In a case stemming from a partnership struck during the telecom boom, last week a judge awarded a $244 million judgment for bankrupt WinStar Communications against Lucent Technologies Inc. Allowing for interest and other costs, Lucent plans to take a $300 million charge for the quarter ended December 31.
The decision, say attorneys for WinStar, may establish new case law concerning vendor-financing relationships, especially regarding what constitutes an “insider” for purposes of bankruptcy preference law. Insiders — a term generally considered to apply only to related entities, officers and directors, and their relatives — may be compelled to disgorge payments made by a company as much as 12 months before the company files for bankruptcy; non-insiders, only 3 months.

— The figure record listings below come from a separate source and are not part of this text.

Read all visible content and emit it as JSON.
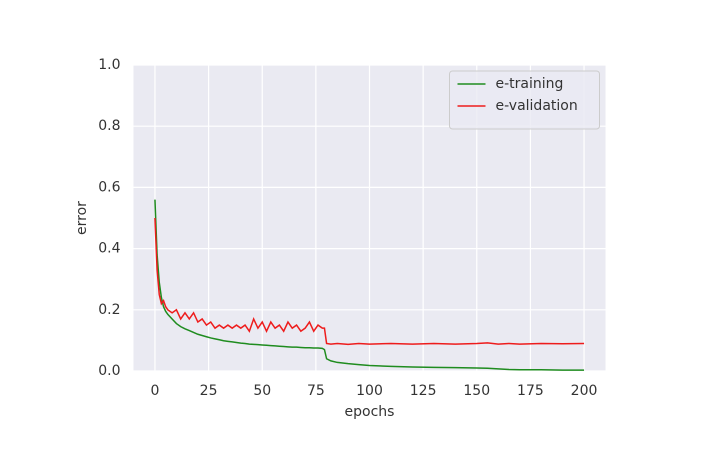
{
  "chart_data": {
    "type": "line",
    "x_label": "epochs",
    "y_label": "error",
    "x": [
      0,
      1,
      2,
      3,
      4,
      5,
      6,
      8,
      10,
      12,
      14,
      16,
      18,
      20,
      22,
      24,
      26,
      28,
      30,
      32,
      34,
      36,
      38,
      40,
      42,
      44,
      46,
      48,
      50,
      52,
      54,
      56,
      58,
      60,
      62,
      64,
      66,
      68,
      70,
      72,
      74,
      76,
      78,
      79,
      80,
      82,
      85,
      90,
      95,
      100,
      110,
      120,
      130,
      140,
      150,
      155,
      160,
      165,
      170,
      180,
      190,
      200
    ],
    "series": [
      {
        "name": "e-training",
        "color": "#1f8c1f",
        "values": [
          0.56,
          0.38,
          0.29,
          0.24,
          0.21,
          0.195,
          0.185,
          0.17,
          0.155,
          0.145,
          0.138,
          0.132,
          0.126,
          0.12,
          0.116,
          0.112,
          0.108,
          0.105,
          0.102,
          0.099,
          0.097,
          0.095,
          0.093,
          0.091,
          0.09,
          0.088,
          0.087,
          0.086,
          0.085,
          0.084,
          0.083,
          0.082,
          0.081,
          0.08,
          0.079,
          0.078,
          0.078,
          0.077,
          0.076,
          0.076,
          0.075,
          0.075,
          0.074,
          0.07,
          0.04,
          0.033,
          0.028,
          0.024,
          0.021,
          0.018,
          0.015,
          0.013,
          0.012,
          0.011,
          0.01,
          0.009,
          0.007,
          0.005,
          0.004,
          0.004,
          0.003,
          0.003
        ]
      },
      {
        "name": "e-validation",
        "color": "#ee1c1c",
        "values": [
          0.5,
          0.33,
          0.25,
          0.22,
          0.23,
          0.21,
          0.2,
          0.19,
          0.2,
          0.17,
          0.19,
          0.17,
          0.19,
          0.16,
          0.17,
          0.15,
          0.16,
          0.14,
          0.15,
          0.14,
          0.15,
          0.14,
          0.15,
          0.14,
          0.15,
          0.13,
          0.17,
          0.14,
          0.16,
          0.13,
          0.16,
          0.14,
          0.15,
          0.13,
          0.16,
          0.14,
          0.15,
          0.13,
          0.14,
          0.16,
          0.13,
          0.15,
          0.14,
          0.14,
          0.09,
          0.088,
          0.09,
          0.087,
          0.09,
          0.088,
          0.09,
          0.088,
          0.09,
          0.088,
          0.09,
          0.092,
          0.088,
          0.09,
          0.088,
          0.09,
          0.089,
          0.09
        ]
      }
    ],
    "xlim": [
      -10,
      210
    ],
    "ylim": [
      0,
      1
    ],
    "xticks": [
      0,
      25,
      50,
      75,
      100,
      125,
      150,
      175,
      200
    ],
    "yticks": [
      {
        "value": 0,
        "label": "0.0"
      },
      0.2,
      0.4,
      0.6,
      0.8,
      {
        "value": 1,
        "label": "1.0"
      }
    ],
    "grid": true,
    "legend": "upper right"
  }
}
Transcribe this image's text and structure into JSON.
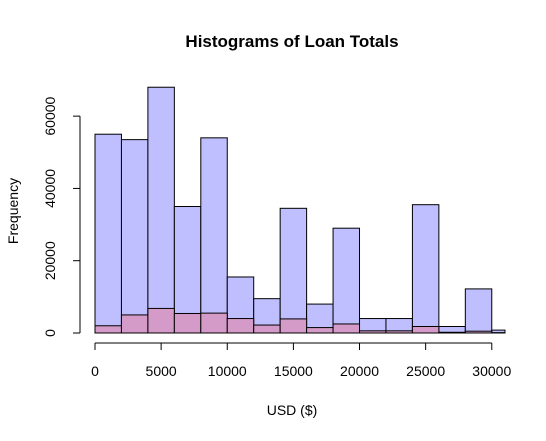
{
  "chart_data": {
    "type": "bar",
    "title": "Histograms of Loan Totals",
    "xlabel": "USD ($)",
    "ylabel": "Frequency",
    "bin_width": 2000,
    "x_bin_starts": [
      0,
      2000,
      4000,
      6000,
      8000,
      10000,
      12000,
      14000,
      16000,
      18000,
      20000,
      22000,
      24000,
      26000,
      28000,
      30000
    ],
    "xlim": [
      0,
      31000
    ],
    "ylim": [
      0,
      70000
    ],
    "x_ticks": [
      0,
      5000,
      10000,
      15000,
      20000,
      25000,
      30000
    ],
    "y_ticks": [
      0,
      20000,
      40000,
      60000
    ],
    "series": [
      {
        "color": "#BFBFFF",
        "values": [
          55000,
          53500,
          68000,
          35000,
          54000,
          15500,
          9500,
          34500,
          8000,
          29000,
          4000,
          4000,
          35500,
          1800,
          12200,
          800
        ]
      },
      {
        "color": "#D49BC8",
        "values": [
          2000,
          5000,
          6800,
          5400,
          5500,
          4000,
          2200,
          3900,
          1500,
          2500,
          600,
          600,
          1800,
          200,
          500,
          100
        ]
      }
    ]
  }
}
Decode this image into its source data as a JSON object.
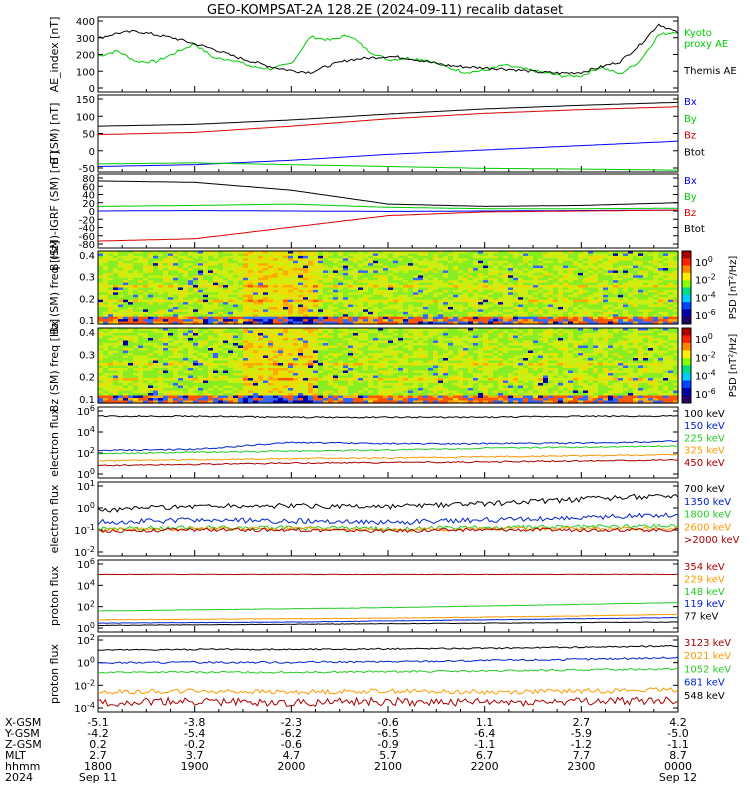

In October 1998, in the first of two related agreements, Lucent became the primary secured lender to WinStar, providing the much smaller broadband provider with a $2 billion line of credit to build a wireless communications network. In the second, Lucent consented to provide “best of breed” equipment to WinStar and, in cases where Lucent couldn’t provide it, to finance WinStar’s purchase of that equipment from other companies.
WinStar trustee Christine Shubert sued Lucent in April 2001 on the grounds that it forced WinStar to file for bankruptcy protection by breaking a contract between the two companies, according to Reuters. (Later that year, noted the wire service, WinStar’s assets were purchased by telecom IDT Corp.) The trial was completed in June.
In his ruling, U.S. Bankruptcy Court Judge Joel B. Rosenthal cited substantial wrongdoing by both companies. When Lucent was feeling pressure in the third and fourth quarter of 2000 to report higher sales, “extracted what it needed to prop up its own revenue from WinStar in the purchases of unneeded equipment,” the judge wrote. The larger company also manipulated the timing of a refinancing notice that would have revealed WinStar’s shaky financial status until Lucent could extract more revenue, he added.
For its part, “WinStar repeatedly and knowingly helped Lucent by making massive, last minute, allegedly unneeded purchases that were arranged by Lucent as the ends of quarters approached,” he ruled. As a result of those deals, Lucent could report more revenue than it really made. Indeed, the judge wrote, “the dollar amount of WinStar’s purchases of Lucent equipment in end of quarter sales was on average eight times as high as the dollar amount of WinStar purchases of Lucent equipment in months in which a quarter did not end.”
“It’s one of the first times that a vendor has been determined to be an insider of its customer by virtue of its strategic partnership with that customer,” says Stephen M. Rathkopf, a partner with the law firm Herrick, Feinstein, which represented WinStar. The lesson, adds Rathkopf, is that “if you compel a customer to engage in transactions, the benefit of which is to create revenue for you at the expense of your customer, that could create a situation where you become an insider of that company.”
“We have made strong arguments supporting our view that this suit was without merit. We are examining the judge’s ruling very carefully and will vigorously appeal the decision,” said Bill Carapezzi, Lucent’s general counsel, in a published statement. A spokesman for Lucent declined to comment further.